The bottom line of these cases is that the Public Disclosure Commission, which usually regulates political and campaign speech in Washington, can’t get into the lie vs. truth business.

The deeper reading of these cases shows a divided court weakly coming to this conclusion. Both cases show a small majority coming to a very thin legal conclusion that the state has no part in the lie vs. truth business.

Justice Talmadge in 1998, writing (sort of) with the majority:

I agree with the majority that RCW 42.17.530 is facially unconstitutional because it sweeps protected First Amendment activity within its provisions by penalizing political speech, even if knowingly false, regarding an initiative measure.   I write separately to emphasize that I am not convinced that the same is true where a statement contains deliberate falsehoods about a candidate for public office.   In my view, there is merit to the contention that the Legislature may constitutionally penalize sponsorship of political advertising of such a nature by enacting a narrower statute than RCW 42.17.530.

And Alexander in 2007:

Chief Justice Gerry Alexander joined the majority as well, but in a separate concurrence. He wrote that “the majority goes too far in concluding that any government censorship of political speech would run afoul of the United States and Washington constitutions,” but he agreed that the law was unconstitutional because it was overbroad.

But, then, two years later, the legislature again tried to clean up the law to make it illegal to maliciously defame a politician running for office. From the final bill report of SHB 1286:

It is a violation of the campaign laws for a person to sponsor, with actual malice, a statement
constituting libel or defamation per se under certain circumstances: the false statement is about a candidate and is in political advertising or electioneering communications; a person
falsely represents that a candidate is an incumbent for the office sought in political
advertising or an electioneering communication; or a person directly or indirectly implies the
support or endorsement of any person or organization in political advertising or an
electioneering communication when in fact the candidate does not have such support or
endorsement.  

A candidate is also prohibited from submitting a defamatory or libelous
statement to the Secretary of State for inclusion in the voters’ pamphlet about his or her
opponent.
For the purposes of this act, “libel or defamation per se” is defined as statements that tend: to
expose a living person to hatred, contempt, ridicule, or obloquy, or to deprive him or her of
the benefit of public confidence or social intercourse; or to injure any person, corporation, or
association in his, her, or its business or occupation. 

 If a person makes a false statement,
with actual malice, about himself or herself or falsely represents himself or herself as an
incumbent, it is not libel or defamation and is not a violation of the campaign laws.
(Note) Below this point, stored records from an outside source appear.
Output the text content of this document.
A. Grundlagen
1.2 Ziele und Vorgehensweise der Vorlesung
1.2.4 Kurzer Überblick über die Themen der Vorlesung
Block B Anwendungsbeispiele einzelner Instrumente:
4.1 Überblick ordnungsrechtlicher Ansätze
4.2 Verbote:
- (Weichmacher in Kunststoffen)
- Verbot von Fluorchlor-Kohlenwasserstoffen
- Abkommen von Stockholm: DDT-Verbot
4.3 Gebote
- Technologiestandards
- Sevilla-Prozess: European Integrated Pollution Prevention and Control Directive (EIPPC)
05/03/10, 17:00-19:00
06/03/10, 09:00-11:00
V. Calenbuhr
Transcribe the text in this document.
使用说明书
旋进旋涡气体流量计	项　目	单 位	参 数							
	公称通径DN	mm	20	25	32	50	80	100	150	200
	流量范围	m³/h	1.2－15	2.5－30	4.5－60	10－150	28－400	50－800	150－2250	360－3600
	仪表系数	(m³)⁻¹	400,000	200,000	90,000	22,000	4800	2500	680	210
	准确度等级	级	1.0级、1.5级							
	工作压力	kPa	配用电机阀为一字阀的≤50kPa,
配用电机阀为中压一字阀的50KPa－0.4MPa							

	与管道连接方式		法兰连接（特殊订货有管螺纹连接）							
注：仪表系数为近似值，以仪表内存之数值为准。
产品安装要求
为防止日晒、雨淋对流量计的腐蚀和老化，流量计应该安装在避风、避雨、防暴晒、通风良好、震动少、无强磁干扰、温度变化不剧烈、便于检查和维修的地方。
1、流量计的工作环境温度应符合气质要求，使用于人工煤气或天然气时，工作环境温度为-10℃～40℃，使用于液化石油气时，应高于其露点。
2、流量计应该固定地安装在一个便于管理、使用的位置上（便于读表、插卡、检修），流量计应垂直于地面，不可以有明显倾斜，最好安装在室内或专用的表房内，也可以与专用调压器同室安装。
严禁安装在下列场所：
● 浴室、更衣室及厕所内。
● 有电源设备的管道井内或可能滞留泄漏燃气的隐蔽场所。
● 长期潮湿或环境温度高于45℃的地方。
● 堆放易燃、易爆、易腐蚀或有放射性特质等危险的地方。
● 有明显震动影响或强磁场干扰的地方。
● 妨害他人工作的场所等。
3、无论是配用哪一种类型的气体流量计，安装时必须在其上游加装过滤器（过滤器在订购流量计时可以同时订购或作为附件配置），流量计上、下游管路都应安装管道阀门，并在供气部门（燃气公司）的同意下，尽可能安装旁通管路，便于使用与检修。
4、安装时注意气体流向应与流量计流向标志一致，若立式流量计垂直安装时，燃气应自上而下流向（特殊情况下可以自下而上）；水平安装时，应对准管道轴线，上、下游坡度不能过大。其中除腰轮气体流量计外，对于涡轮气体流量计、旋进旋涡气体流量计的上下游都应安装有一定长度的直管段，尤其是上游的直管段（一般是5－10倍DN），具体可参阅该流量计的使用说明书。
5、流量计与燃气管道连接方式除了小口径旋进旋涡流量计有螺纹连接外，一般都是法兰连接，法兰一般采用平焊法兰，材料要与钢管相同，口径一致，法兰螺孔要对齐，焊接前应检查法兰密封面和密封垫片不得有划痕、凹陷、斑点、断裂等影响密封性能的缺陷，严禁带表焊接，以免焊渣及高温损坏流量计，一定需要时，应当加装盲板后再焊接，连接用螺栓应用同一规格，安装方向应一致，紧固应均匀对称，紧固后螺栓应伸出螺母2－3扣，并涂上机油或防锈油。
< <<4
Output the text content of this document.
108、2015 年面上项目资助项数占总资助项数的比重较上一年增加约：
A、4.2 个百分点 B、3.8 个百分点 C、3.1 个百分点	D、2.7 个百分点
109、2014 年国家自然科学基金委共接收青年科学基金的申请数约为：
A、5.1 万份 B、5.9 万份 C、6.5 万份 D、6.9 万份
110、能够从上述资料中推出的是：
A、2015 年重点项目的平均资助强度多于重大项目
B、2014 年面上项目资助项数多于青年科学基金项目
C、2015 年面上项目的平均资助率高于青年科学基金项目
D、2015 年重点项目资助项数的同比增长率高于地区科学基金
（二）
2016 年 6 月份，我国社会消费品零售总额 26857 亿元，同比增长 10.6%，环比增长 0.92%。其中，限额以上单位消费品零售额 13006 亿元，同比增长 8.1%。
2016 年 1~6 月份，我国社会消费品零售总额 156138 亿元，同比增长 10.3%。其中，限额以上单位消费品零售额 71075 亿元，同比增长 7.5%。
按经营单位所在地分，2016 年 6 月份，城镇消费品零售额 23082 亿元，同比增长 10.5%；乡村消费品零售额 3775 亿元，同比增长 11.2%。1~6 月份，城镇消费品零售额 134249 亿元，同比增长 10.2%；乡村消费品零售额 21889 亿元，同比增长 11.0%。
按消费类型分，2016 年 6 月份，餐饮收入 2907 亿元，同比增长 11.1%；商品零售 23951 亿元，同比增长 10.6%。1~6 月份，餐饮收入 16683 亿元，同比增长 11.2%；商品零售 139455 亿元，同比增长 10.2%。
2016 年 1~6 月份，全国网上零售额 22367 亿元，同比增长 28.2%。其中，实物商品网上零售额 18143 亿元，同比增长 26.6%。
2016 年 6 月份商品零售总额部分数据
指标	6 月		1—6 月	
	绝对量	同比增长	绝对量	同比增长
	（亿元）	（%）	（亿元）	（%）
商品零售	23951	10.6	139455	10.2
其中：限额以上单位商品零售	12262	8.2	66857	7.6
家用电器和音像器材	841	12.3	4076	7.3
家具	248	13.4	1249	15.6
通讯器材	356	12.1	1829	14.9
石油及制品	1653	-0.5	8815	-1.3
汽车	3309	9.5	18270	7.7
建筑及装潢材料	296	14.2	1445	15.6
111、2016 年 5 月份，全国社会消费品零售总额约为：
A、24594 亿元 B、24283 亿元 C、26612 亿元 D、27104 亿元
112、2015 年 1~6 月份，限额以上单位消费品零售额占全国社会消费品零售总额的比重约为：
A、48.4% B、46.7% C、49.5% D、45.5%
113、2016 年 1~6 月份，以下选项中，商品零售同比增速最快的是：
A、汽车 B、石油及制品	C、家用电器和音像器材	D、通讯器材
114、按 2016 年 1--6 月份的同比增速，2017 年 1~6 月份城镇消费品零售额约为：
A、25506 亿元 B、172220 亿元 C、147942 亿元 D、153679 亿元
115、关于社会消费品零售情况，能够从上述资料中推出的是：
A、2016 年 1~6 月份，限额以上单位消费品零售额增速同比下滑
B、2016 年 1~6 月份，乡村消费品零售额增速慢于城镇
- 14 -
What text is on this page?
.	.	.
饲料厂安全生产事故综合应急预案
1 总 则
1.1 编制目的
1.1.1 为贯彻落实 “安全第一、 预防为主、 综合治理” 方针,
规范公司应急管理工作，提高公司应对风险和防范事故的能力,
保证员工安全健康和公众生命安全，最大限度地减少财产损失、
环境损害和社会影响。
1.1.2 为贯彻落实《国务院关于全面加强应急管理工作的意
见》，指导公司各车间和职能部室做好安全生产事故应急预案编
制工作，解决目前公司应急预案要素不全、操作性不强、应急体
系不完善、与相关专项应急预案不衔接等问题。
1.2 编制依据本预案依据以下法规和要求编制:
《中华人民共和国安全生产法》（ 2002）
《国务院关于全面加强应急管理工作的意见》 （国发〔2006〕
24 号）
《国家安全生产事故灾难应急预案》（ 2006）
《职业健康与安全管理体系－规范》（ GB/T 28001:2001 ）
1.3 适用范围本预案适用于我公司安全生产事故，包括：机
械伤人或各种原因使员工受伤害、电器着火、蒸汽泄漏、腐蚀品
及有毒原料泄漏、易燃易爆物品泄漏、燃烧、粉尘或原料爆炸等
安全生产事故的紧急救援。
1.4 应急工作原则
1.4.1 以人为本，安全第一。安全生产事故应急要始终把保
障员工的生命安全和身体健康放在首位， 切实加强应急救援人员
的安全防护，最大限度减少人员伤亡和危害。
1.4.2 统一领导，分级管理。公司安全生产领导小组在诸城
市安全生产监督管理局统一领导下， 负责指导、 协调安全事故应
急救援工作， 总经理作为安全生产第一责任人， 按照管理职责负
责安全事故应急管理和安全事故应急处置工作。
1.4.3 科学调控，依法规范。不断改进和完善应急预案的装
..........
It is also
not a violation of the campaign laws for a person or organization to falsely represent that the
person or organization supports or endorses a candidate as persons and organizations cannot
defame themselves. If a violation is proven, damages are presumed and need not be proven. 

So, there. Clear as mud. Each time the legislature tries to make it unlawful to lie, then the courts kick it back and the legislature tries again. If we were to take a broader view in our historical circle, we’re at the point where we wait for a case attempting to enforce this law makes it back to the Supreme Court.